Speaking as a man who was in a long term relationship of 9 years, I knew that breaking up with my partner would affect many people in both our lives. First, there are our mutual friends. Everyone involved wanted to be fair to both of us. They all spoke about not choosing sides. We never asked them to either. The awkwardness was obvious though, especially when I had met someone. There are no rules, there is no right or wrong. The only answer to how to treat this situation was with mutual respect. So we all did.

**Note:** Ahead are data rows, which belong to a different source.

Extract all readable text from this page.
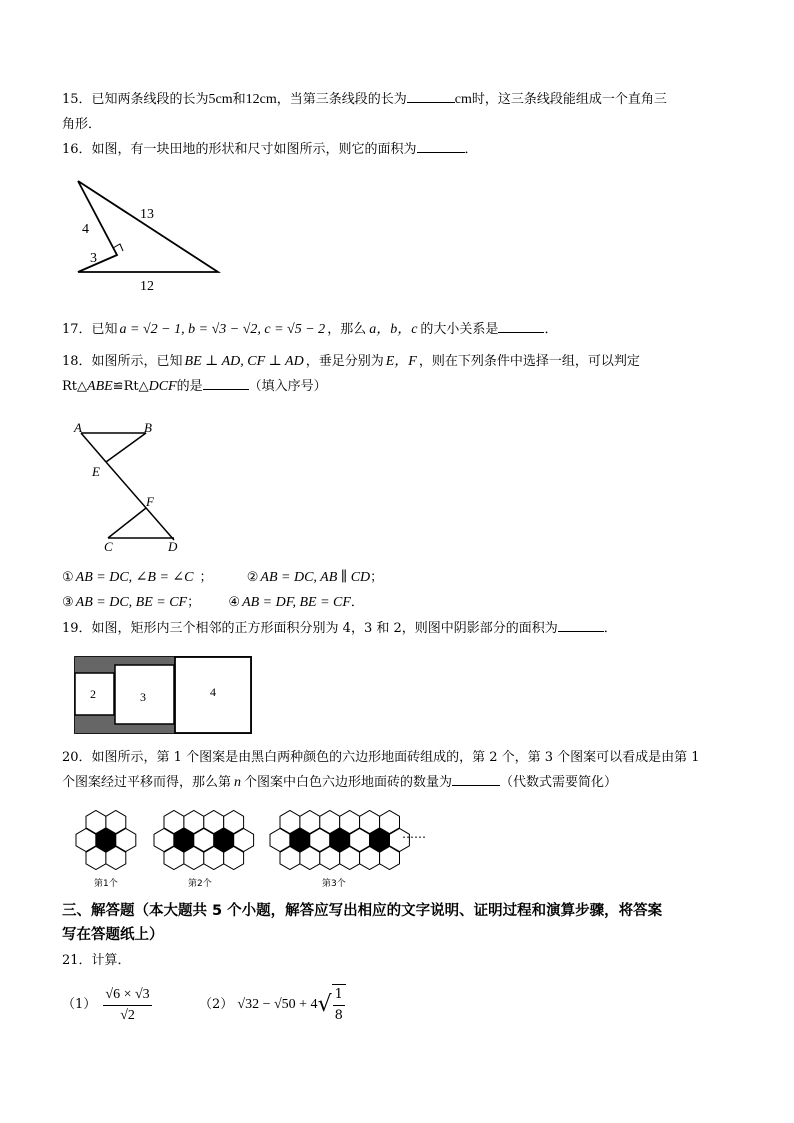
15．已知两条线段的长为5cm和12cm，当第三条线段的长为	cm时，这三条线段能组成一个直角三
角形．
16．如图，有一块田地的形状和尺寸如图所示，则它的面积为	．
4
3
13
12
17．已知 a = √2 − 1, b = √3 − √2, c = √5 − 2 ，那么 a，b，c 的大小关系是	．
18．如图所示，已知 BE ⊥ AD, CF ⊥ AD ，垂足分别为 E，F ，则在下列条件中选择一组，可以判定
Rt△ABE≌Rt△DCF的是	（填入序号）
A	B
E
F
C	D
① AB = DC, ∠B = ∠C ；	② AB = DC, AB ∥ CD；
③ AB = DC, BE = CF； ④ AB = DF, BE = CF．
19．如图，矩形内三个相邻的正方形面积分别为 4，3 和 2，则图中阴影部分的面积为	．
2	3	4
20．如图所示，第 1 个图案是由黑白两种颜色的六边形地面砖组成的，第 2 个，第 3 个图案可以看成是由第 1
个图案经过平移而得，那么第 n 个图案中白色六边形地面砖的数量为	（代数式需要简化）
……
第1个	第2个	第3个
三、解答题（本大题共 5 个小题，解答应写出相应的文字说明、证明过程和演算步骤，将答案
写在答题纸上）
21．计算．
$(1) \frac{√6 \times √3}{√2}$	（2） $√32 - √50 + 4√ \frac{1}{8}$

It took almost 2 months to let my family know that my partner and I had split up. It was a hard and difficult decision because my family loves my ex. To this date, he is still a part of the family. When I finally decided to tell my mom, she was heart broken and told me to think it over. Ever the optimist that my mom is, everything IS fixable. After much coaxing and reassuring her that I would be fine, she accepted it. Not willingly, of course. She made sure for me to tell him, that he MUST attend every family activity, because he is one of us. You have to love Mexican families, they adopt people left and right. I think to this date my mom has ulterior motives.

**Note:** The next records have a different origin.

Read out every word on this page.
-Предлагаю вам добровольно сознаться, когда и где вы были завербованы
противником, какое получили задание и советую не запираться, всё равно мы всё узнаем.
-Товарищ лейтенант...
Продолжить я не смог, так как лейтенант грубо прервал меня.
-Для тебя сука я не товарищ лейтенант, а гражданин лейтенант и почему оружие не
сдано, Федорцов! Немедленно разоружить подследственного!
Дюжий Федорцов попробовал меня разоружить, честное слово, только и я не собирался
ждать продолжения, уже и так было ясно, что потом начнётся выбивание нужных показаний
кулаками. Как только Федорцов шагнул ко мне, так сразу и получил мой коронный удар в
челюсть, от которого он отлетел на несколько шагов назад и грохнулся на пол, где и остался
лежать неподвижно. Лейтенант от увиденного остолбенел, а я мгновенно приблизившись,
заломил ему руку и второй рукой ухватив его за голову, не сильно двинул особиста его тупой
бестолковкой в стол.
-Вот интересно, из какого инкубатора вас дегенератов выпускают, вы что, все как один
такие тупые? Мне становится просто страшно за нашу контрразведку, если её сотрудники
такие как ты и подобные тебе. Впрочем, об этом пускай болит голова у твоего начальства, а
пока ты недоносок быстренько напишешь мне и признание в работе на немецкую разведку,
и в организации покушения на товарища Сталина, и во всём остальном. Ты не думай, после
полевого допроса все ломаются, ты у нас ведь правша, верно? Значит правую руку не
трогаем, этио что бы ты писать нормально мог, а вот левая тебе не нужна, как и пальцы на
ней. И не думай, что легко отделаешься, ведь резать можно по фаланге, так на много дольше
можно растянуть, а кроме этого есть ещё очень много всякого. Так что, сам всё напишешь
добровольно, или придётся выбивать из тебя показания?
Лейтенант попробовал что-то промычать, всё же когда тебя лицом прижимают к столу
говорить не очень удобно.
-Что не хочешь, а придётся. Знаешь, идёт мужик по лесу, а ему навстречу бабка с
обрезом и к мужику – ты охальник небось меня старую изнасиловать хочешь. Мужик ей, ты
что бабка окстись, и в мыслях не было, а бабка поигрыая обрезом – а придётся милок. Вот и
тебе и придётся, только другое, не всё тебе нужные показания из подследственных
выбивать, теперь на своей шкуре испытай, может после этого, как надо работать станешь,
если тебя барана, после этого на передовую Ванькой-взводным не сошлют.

I knew that he, my ex, would still be a part of the family. I couldn't deny that to my family members, the young ones especially, who grew up calling him uncle. The one day, he didn't come to an event, everyone was surprised and to be honest, devastated. My nephews were calling out for their uncle. My mom was sad that he didn't show and bring food or wine, as was his custom. They were all affected. The only thought that ran through my head was if someone did come into my life, and at the time there was, how would I bring him in? My family had already decided that my ex was a part of the family, how could an outsider compete? Often, that was the question.
Months later, after the break up and when the air had cleared and settled, my ex was back to attending family birthdays, weddings, quinceañeras, you name it, he was there. I was back to picking up his dry cleaning, because after all I am a good friend. As I hand over the check to the nice asian lady, whose bangs are always misplaced on her forehead because of the warm environment, she states "I no see you in a long time." Me: "Oh hun, where do I begin?"